As for the latter modulo 2 is a natural operation of the computer, the number of machines is a total of 8 bits, that is, when n = 7, if you add 2 dollars ^ 8 $, that is, there is an extra 1 before the highest bit, but this bit In fact, it will overflow, which is equivalent to modulo 2 dollars ^ {n + 1} $.

So why do we have to go around in such a big circle?

We use the definition of pure integers, assuming that the machine number is 8 bits long, that is, n = 7 of the above formula, there is a negative number -9, we usually calculate 126 plus -9, which can be directly calculated, that is 117.
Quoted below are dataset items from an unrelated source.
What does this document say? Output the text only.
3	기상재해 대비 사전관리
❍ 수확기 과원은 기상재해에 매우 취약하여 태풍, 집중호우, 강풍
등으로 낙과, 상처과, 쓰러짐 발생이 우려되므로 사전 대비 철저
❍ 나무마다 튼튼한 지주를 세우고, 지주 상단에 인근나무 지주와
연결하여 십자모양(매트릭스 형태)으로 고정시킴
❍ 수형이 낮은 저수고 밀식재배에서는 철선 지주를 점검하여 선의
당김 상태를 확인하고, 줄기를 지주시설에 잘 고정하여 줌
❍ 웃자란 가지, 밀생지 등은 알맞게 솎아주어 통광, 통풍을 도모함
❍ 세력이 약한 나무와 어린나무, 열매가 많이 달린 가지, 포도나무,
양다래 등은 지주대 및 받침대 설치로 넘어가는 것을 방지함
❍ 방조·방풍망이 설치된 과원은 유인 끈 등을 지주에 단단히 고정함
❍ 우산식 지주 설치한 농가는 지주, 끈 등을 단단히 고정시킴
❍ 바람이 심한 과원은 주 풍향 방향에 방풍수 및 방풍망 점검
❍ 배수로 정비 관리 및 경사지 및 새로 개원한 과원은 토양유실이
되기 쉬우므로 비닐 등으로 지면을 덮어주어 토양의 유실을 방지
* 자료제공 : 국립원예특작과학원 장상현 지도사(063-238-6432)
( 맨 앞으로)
But if you add 2 to the 8th power (which is 256), that’s 256-9 = 247, ** we’ll put 126-9 as bit (126 + 247) mod 256, or 117 **

After making a circle like this, we can also express subtraction as addition.

** When x is negative, the complement is 2 dollars ^ {n + 1} + x\ mod\ 2 ^ {n + 1} $is a numerical representation, indicating that the result of the calculation is correct, but in fact we find the complement by 2 dollars ^ {n + 1} - | x | $**

Reverse code

The inverse code is relatively simple and does not have much meaning. It is just an intermediate state in which the original code becomes a complement. The inverse of the original code except the sign bit is the inverse code, and the inverse code plus 1 is the complement code.

Note that the above set is for negative numbers, and the positive inverse code is the same as the original code.

Frameshift

The definition of frameshift is:

[x_{移} = 2 ^ n + x]

His name is frameshift, which is actually equivalent to the whole representation of the original code that was symmetrical on the number line, and the whole is moved to the right to the positive part of the number line. Its function is to compare the frameshift bit by bit, and the big one is the big one. Unlike signed numbers, the first bit of 0 is smaller than 1, but in fact 0 is a positive sign.

And it is interesting that the shift code and the complement code are opposite except for the symbol.
That is to say, the process of converting the original code to the inverse code and the process of transferring the complement code are the same, both the symbols are invariant, and the others are inverted.